Ermenek Selçuklu Otel’in 2003 yılında açılışında da oradaydım. Konum itibarı ile hizmet kalitesi ile güzel bir otel. Ermenek’e nitelik olarak çok şeyler verdiğini ve kentin standart konumunu daha üst seviyelere çıkardığını daha önceleri çok defalar yazmıştım. İki katlı otele bir üçüncü kat daha ilave etmişler, manzarası, havası insana huzur veren bir ferahlık içinde. Otelin bahçesinden şöyle güneye ve batıya bakınca insanın ufku açılsa da kuzey yönünde YUMRUTEPE ile yarışırcasına apartmanların yükseldiğini görüyoruz. Kentin genel görünümünü bozacak yüksek binalardan kaçınılması gerekirken, sanki teşvik edilmiş bir hâl aldığı izlenimini edindik. Tarihi derinliği olan böyle bir kente karşı Belediye Meclisi’nin değerli üyelerinin çok duyarlı olması gerektiğini düşünüyorum. Ermenek’e göre bu devasa binalar yılların günümüze gelen çarpık bir yapılanması/ ürünü olduğunu söylemeliyiz, dudurulmalı.
En son 2018 yılında Sempozyum’da Ermenek’e gitmiş Ermenek ve çevresindeki çok öncelerden beri çalışmakta olduğum “hayvan varlığı” ile ilgili bir tebliğ sunmuştum. Verilen “teşekkür belgeleri”nde yazım yanlışı olduğu için eleştirdiğim sempozyum yöneticileri tebliğimi düzenlemiş oldukları kitaplarına almamış olsalar da Tebliğden on yıl önce Yeşil Ermenek ve Karaman’ın Sesi gazetelerinde ve internet sitelerinde, hayvancılığın bittiğini sayısal olarak yazmış ve önlem alınması için kamuoyunu bilgilendirmiştim.

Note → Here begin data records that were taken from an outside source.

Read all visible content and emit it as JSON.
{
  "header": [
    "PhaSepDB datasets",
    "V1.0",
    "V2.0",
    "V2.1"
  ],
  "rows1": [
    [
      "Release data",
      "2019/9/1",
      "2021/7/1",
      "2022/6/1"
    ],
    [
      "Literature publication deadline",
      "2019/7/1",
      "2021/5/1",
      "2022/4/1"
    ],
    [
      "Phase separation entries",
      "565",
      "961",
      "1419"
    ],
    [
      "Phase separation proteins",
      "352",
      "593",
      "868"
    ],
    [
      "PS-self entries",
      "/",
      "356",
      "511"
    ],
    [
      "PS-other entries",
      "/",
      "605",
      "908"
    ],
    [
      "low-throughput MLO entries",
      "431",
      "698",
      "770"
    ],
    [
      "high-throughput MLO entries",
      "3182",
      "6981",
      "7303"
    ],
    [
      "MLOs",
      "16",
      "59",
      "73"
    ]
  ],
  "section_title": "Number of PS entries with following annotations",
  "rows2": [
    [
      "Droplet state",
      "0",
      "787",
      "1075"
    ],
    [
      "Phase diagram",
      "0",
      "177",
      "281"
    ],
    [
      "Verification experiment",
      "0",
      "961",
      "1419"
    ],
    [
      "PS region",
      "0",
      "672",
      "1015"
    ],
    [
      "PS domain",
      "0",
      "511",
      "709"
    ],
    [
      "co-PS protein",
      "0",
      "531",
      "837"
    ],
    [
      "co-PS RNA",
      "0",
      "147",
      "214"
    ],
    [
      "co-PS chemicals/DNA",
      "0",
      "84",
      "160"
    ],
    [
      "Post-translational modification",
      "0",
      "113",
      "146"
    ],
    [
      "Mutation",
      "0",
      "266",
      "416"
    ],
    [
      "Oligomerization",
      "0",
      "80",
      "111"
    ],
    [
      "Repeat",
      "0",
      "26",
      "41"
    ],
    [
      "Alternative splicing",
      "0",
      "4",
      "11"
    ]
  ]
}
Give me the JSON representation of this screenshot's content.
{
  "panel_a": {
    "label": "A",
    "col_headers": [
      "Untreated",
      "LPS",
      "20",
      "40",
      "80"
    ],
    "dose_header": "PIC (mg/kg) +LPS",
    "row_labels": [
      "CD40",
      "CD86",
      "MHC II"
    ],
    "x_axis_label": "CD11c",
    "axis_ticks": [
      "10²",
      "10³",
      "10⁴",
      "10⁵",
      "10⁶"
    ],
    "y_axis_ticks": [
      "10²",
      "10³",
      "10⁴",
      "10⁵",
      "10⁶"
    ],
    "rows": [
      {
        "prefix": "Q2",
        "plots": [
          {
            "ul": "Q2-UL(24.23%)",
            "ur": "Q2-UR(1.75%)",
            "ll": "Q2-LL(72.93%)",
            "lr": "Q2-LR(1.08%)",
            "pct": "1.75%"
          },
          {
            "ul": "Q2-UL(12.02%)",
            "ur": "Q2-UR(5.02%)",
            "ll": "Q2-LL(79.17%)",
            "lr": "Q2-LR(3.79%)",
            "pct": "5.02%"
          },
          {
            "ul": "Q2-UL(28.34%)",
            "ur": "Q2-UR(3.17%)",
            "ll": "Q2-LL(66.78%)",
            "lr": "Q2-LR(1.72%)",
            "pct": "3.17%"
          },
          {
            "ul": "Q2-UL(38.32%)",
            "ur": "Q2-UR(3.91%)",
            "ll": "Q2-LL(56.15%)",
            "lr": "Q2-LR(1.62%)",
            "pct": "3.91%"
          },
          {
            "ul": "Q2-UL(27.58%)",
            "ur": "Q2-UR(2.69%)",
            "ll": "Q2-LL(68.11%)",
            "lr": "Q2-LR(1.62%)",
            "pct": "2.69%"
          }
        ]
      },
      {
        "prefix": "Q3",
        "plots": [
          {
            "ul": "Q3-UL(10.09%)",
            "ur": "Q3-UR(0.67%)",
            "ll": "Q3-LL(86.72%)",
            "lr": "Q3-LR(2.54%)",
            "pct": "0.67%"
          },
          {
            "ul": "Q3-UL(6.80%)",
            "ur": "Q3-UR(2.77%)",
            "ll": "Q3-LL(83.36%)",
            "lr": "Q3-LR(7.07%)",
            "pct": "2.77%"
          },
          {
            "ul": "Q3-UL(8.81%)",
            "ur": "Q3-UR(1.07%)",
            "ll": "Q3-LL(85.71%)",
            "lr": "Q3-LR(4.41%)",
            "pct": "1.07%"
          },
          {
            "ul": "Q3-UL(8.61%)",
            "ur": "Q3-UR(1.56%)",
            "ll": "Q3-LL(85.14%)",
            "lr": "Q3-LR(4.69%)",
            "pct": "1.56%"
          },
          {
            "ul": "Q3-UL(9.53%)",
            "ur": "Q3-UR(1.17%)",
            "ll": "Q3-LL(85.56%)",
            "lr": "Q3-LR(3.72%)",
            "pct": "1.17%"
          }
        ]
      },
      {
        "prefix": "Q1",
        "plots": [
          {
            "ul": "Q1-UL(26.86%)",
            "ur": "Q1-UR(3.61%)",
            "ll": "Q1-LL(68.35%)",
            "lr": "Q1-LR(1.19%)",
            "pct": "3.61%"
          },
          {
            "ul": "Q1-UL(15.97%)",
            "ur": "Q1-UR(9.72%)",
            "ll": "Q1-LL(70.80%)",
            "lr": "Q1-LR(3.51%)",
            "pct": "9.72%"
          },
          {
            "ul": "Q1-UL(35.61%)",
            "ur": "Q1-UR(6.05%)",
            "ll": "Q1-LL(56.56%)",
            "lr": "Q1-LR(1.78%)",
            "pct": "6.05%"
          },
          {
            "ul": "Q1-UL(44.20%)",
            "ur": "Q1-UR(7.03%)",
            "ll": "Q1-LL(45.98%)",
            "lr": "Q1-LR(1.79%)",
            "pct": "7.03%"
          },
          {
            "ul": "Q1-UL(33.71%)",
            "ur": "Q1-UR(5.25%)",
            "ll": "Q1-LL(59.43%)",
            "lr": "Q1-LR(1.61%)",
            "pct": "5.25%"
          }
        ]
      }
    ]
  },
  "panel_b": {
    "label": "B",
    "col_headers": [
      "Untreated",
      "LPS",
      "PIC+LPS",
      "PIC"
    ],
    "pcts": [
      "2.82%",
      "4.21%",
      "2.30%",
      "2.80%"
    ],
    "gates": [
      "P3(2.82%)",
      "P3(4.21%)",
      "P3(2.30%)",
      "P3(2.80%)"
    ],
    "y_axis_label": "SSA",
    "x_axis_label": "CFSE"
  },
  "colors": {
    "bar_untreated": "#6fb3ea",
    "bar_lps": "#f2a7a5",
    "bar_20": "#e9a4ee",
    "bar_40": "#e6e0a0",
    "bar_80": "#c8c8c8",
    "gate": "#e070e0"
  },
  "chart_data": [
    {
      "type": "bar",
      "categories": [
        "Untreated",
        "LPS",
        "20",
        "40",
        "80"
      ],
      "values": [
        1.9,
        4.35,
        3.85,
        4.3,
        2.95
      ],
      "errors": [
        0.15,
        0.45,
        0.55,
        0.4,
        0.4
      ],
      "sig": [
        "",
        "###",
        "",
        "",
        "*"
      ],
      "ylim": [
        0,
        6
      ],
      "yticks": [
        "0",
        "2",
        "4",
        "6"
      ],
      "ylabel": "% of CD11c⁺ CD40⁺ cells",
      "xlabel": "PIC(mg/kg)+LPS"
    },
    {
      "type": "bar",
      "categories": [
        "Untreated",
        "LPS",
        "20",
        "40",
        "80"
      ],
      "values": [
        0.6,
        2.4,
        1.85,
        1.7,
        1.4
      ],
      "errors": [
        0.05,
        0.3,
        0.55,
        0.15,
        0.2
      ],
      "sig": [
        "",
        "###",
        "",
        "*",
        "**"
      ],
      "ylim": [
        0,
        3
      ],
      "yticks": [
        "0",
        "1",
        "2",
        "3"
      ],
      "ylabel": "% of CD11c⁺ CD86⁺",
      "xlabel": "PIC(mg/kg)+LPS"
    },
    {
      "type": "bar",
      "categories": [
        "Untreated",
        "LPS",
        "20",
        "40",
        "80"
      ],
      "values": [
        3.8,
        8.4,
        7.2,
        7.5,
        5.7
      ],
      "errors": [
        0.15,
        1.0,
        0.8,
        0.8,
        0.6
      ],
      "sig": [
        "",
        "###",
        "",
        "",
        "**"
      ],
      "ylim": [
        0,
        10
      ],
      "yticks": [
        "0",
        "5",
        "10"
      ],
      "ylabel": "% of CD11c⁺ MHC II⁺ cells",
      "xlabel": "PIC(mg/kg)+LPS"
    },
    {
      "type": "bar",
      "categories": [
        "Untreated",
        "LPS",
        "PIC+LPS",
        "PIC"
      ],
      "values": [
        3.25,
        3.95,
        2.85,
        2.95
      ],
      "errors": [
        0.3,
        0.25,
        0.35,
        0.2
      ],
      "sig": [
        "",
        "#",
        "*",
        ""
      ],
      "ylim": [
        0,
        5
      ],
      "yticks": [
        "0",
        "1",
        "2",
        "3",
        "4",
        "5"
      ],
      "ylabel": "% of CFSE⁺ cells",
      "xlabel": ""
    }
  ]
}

Ermenek Selçuklu Oteli, 2018 yılına göre daha iyi gördüm. Çevresi bakımlı ve düzenli, odalarda banyolar değişmiş, konukların daha kolay banyo yapacağı şekle dönüştürülmüş ve küvetler değiştirilmiş ya da duşakabin şekline dönüştürülmüş. Personel sayısı artırılmış ve konuklarına karşı güler yüzlerle hizmet görmeye devam ettiklerini gördük ve yaşadık.
Sabah kahvaltısında “Kazı ekibi” yazısını gördük, ama erken kahvaltıdan ayrıldıkları için görüşemedik. Öyle anlaşılıyor ki, Selçuk Ecza, Ermenek ve çevresinde yapılan kazıları finanse ettiği gibi, ekiplerini de otelde ağırlıyor.
Her yerde olduğu gibi Ermenek’te de Naciye Bardakçı’nin bir şiirinde “başı boş akan sular” ifadesi yok olmuş, sular kontrol altına alındığı yetmezmiş gibi borularla yerin altına alınarak gürül gürül akan köpüklü meşhur derelerinin coşkusu yok edilmiş, dere kurutulmuş.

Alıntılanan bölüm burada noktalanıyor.